The Bill Shorten-led Labor had proposed a price trigger to be introduced to the ADGSM and Mr Canavan is weighing the issue as part of deliberations over a review of the policy measure currently underway.
Ms Johns said a price clause could be a valuable way of resetting the market.
“The fact is supply and demand always balances out – it’s economics 101 - and they balance out based on price. So when supply is short the price goes up and it kills demand. Killing demand is stopping value add. That’s what killing demand looks like.”
Incitec Pivot on Tuesday recorded a 27 per cent drop in its annual profit after the chemicals and explosives supplier was hit by rail problems, significant manufacturing outages and elevated natural gas prices in Australia.
Net profit fell to $152.4 million in the 12 months through September from $207.9m the year before, though revenue increased by 1.6 per cent to $3.92bn from $3.86bn.
Earnings before interest and tax declined to $303.7m in the year from $556.7m, after being squeezed by $197m in one-time items as well as persistent drought conditions in east Australia that have affected its fertilisers operations.

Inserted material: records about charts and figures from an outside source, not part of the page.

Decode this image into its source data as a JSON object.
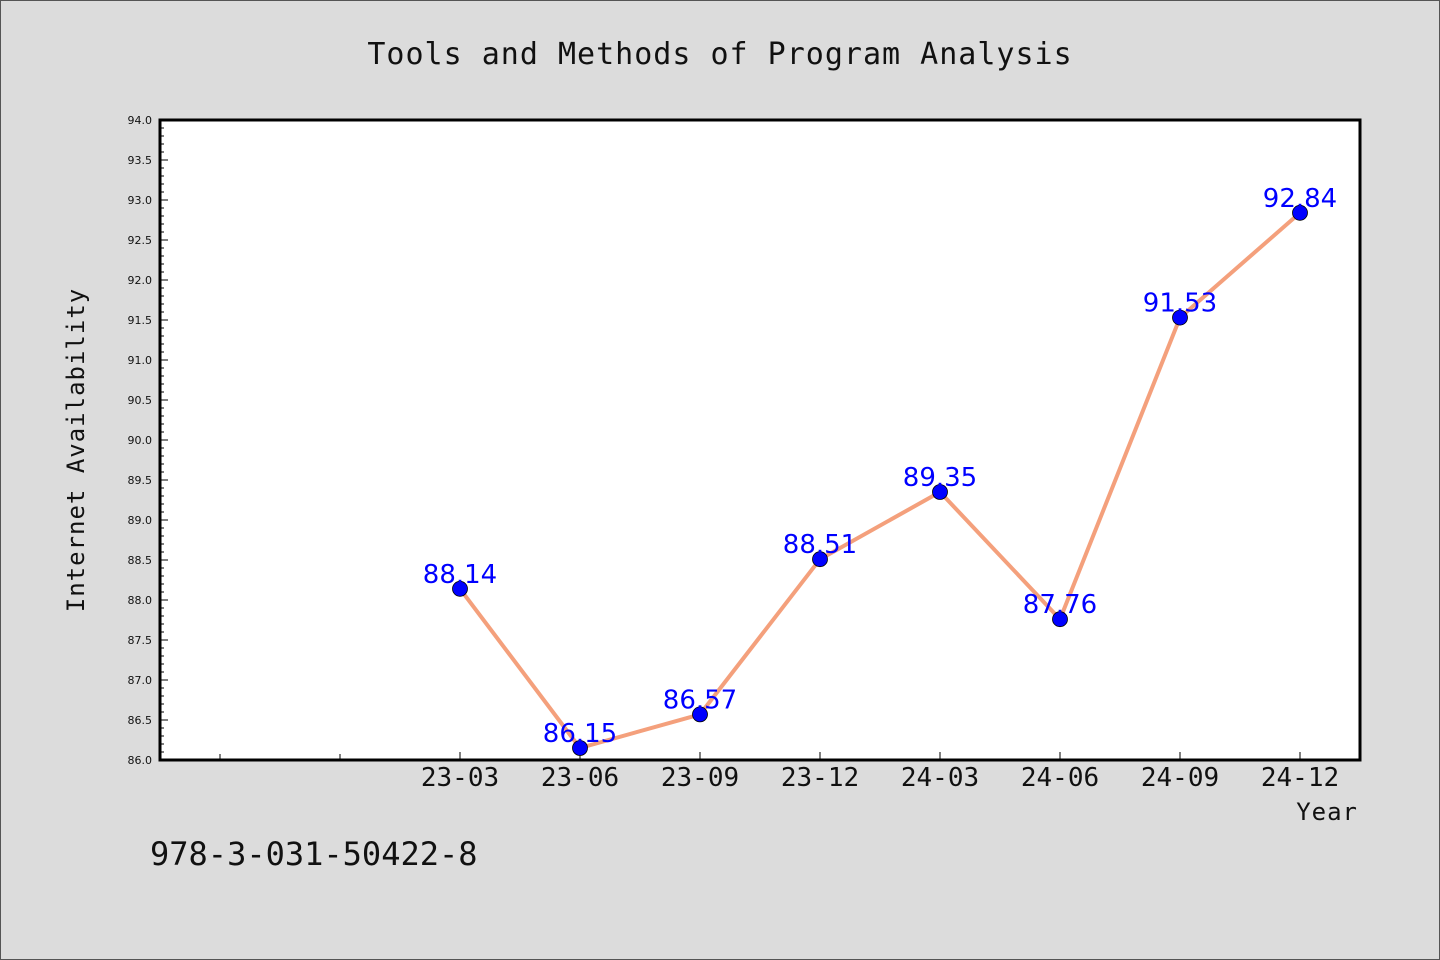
{
  "chart_data": {
    "type": "line",
    "title": "Tools and Methods of Program Analysis",
    "xlabel": "Year",
    "ylabel": "Internet Availability",
    "categories": [
      "23-03",
      "23-06",
      "23-09",
      "23-12",
      "24-03",
      "24-06",
      "24-09",
      "24-12"
    ],
    "series": [
      {
        "values": [
          88.14,
          86.15,
          86.57,
          88.51,
          89.35,
          87.76,
          91.53,
          92.84
        ]
      }
    ],
    "ylim": [
      86.0,
      94.0
    ],
    "ytick_step": 0.5,
    "line_color": "#f4a07c",
    "marker_color": "#0000ff",
    "label_color": "#0000ff",
    "grid": false,
    "legend": "none"
  },
  "footer": {
    "text": "978-3-031-50422-8"
  }
}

The company, which supplies explosives to the mining industry, industrial chemicals and is one of the biggest fertiliser producers in Australia, said it would pay a dividend of 3.4c per share for the second half of the year. That takes the full-year payout to 4.7c, a
sharp drop on the 10.7c a share paid the previous year.
In September, Incitec Pivot said it was launching a strategic review of its Asia fertiliser business and would consider selling or spinning off the assets, which manufacture, import and distribute fertilisers including urea and ammonia in Australia.
On Tuesday, the company said it expected to make a decision on the future of the business in the 2020 financial year.
Incitec shares fell 1.7 per cent to $3.53.